1. Know, ahead of time, your credit score and what’s in your credit report.

Your credit score will determine the interest rate of your loan. The higher your credit score, the better the interest rate you’ll receive. You should obtain a copy of your credit report at least six months prior to applying for a loan. This will give you time to correct any errors on your report.

There are three major credit bureaus that are used by car credit lenders in the United States: TransUnion, Experian and Equifax. It’s also a good idea, if you’ll be applying for car credit, to get a credit report from each of the three bureaus, since there’s a good chance that the information contained in each one will be slightly different. In addition to the credit bureaus, there are a number of companies that offer the ability to see all three credit reports at once. One of the best can be found at http://freecreditreports360.com.

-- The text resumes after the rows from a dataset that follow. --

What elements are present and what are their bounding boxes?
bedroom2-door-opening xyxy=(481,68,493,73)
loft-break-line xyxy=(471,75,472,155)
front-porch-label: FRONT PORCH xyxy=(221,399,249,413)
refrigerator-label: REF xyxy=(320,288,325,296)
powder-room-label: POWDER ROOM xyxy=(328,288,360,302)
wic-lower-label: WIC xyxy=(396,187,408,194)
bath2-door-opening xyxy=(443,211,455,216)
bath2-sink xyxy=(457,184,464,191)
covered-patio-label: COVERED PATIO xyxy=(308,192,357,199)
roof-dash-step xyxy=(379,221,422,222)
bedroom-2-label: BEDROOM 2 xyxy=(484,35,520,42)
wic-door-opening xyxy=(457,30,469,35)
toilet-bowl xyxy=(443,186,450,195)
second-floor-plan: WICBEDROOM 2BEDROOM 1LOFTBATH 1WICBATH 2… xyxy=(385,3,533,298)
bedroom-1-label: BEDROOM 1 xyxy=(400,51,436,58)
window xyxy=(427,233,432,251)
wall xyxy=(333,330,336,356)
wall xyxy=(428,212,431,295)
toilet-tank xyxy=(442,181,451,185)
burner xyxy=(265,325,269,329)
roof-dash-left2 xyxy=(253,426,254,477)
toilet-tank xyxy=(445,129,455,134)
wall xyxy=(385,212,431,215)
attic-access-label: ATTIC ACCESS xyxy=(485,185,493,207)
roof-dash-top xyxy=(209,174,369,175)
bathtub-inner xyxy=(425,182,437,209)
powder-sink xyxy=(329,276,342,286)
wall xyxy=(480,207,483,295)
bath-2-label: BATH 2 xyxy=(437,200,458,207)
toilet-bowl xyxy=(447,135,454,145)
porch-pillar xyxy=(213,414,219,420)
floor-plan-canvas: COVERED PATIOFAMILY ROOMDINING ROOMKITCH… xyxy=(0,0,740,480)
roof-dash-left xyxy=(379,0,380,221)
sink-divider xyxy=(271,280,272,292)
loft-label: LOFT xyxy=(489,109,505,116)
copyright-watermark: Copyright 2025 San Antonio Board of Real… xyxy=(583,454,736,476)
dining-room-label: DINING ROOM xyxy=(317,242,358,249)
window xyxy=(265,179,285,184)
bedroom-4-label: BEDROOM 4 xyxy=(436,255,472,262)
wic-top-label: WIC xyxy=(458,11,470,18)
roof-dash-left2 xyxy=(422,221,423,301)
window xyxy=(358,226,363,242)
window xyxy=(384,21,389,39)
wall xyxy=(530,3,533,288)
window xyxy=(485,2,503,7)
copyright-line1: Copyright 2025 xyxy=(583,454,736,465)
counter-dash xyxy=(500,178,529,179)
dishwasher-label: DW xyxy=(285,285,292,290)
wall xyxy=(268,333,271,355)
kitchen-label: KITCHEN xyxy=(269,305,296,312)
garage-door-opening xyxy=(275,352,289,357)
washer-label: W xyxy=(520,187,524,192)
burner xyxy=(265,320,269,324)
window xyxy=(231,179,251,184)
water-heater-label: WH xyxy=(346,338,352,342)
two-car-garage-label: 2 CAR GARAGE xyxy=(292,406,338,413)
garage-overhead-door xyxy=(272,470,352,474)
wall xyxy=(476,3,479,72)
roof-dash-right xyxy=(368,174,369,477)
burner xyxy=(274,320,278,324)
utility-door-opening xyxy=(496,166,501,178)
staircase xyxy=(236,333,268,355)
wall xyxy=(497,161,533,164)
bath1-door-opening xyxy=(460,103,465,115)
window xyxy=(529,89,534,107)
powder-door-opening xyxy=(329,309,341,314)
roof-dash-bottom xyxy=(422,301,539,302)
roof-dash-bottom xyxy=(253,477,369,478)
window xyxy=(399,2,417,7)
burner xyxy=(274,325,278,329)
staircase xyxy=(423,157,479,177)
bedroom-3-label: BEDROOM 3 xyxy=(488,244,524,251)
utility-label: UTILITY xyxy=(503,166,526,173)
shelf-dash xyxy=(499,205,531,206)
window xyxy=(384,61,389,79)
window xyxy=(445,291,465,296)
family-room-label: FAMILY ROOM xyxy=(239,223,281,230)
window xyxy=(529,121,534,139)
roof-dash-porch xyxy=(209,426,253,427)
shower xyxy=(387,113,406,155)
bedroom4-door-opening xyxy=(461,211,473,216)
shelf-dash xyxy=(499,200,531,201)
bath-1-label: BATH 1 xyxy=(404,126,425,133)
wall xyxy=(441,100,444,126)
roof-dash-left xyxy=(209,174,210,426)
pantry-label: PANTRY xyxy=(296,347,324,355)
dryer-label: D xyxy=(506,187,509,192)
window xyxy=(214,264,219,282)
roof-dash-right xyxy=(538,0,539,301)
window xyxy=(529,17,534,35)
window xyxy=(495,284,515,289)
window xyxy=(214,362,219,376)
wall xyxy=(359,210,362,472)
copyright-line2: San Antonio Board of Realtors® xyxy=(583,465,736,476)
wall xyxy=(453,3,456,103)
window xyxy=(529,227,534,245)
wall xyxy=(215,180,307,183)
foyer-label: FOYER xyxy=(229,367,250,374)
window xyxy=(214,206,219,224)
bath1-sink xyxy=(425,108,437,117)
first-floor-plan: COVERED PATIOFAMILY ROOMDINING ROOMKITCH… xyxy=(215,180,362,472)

In addition to your credit reports, you should also obtain your credit score (also known as a FICO score) at the same time – again, freecreditreports360.com can furnish you with these scores.

2. Be aware of the total cost of the loan.

While the interest rate is an important factor in car credit, the loan term (duration) also determines what your monthly payment will be and how much the total cost of your vehicle will be. A shorter term means a higher payment, but it also results in a lower overall cost for your car, since interest payments will be less. A longer term will lower your monthly payment, but it will also increase the total purchase price, since you will be paying more in interest.

A good rule of thumb is to keep the loan term as short as possible while still keeping the monthly payments affordable.

3. Get your best rate before you start shopping for a car

From a financial standpoint, a good car credit interest rate is just as important as finding the right vehicle. Check with your local bank and credit union before you visit the dealer to determine what you qualify for. Also remember, however, that some of the best interest rates are offered by the captive finance companies (such as Ford Motor Credit and GMAC) that only do business through their new car dealers. So even though you may have your best rate from the bank, there’s also a good chance that the dealer may be able to beat that rate.

If you do qualify for one of these programs, be sure it’s on the vehicle you want (some programs limit super low finance rates to certain vehicles the manufacturer wants to move off dealer lots) and that it results in a monthly payment that you can afford (many times these rates are for shorter terms and may result in higher monthly payments, even though the rate may be as low as 0%).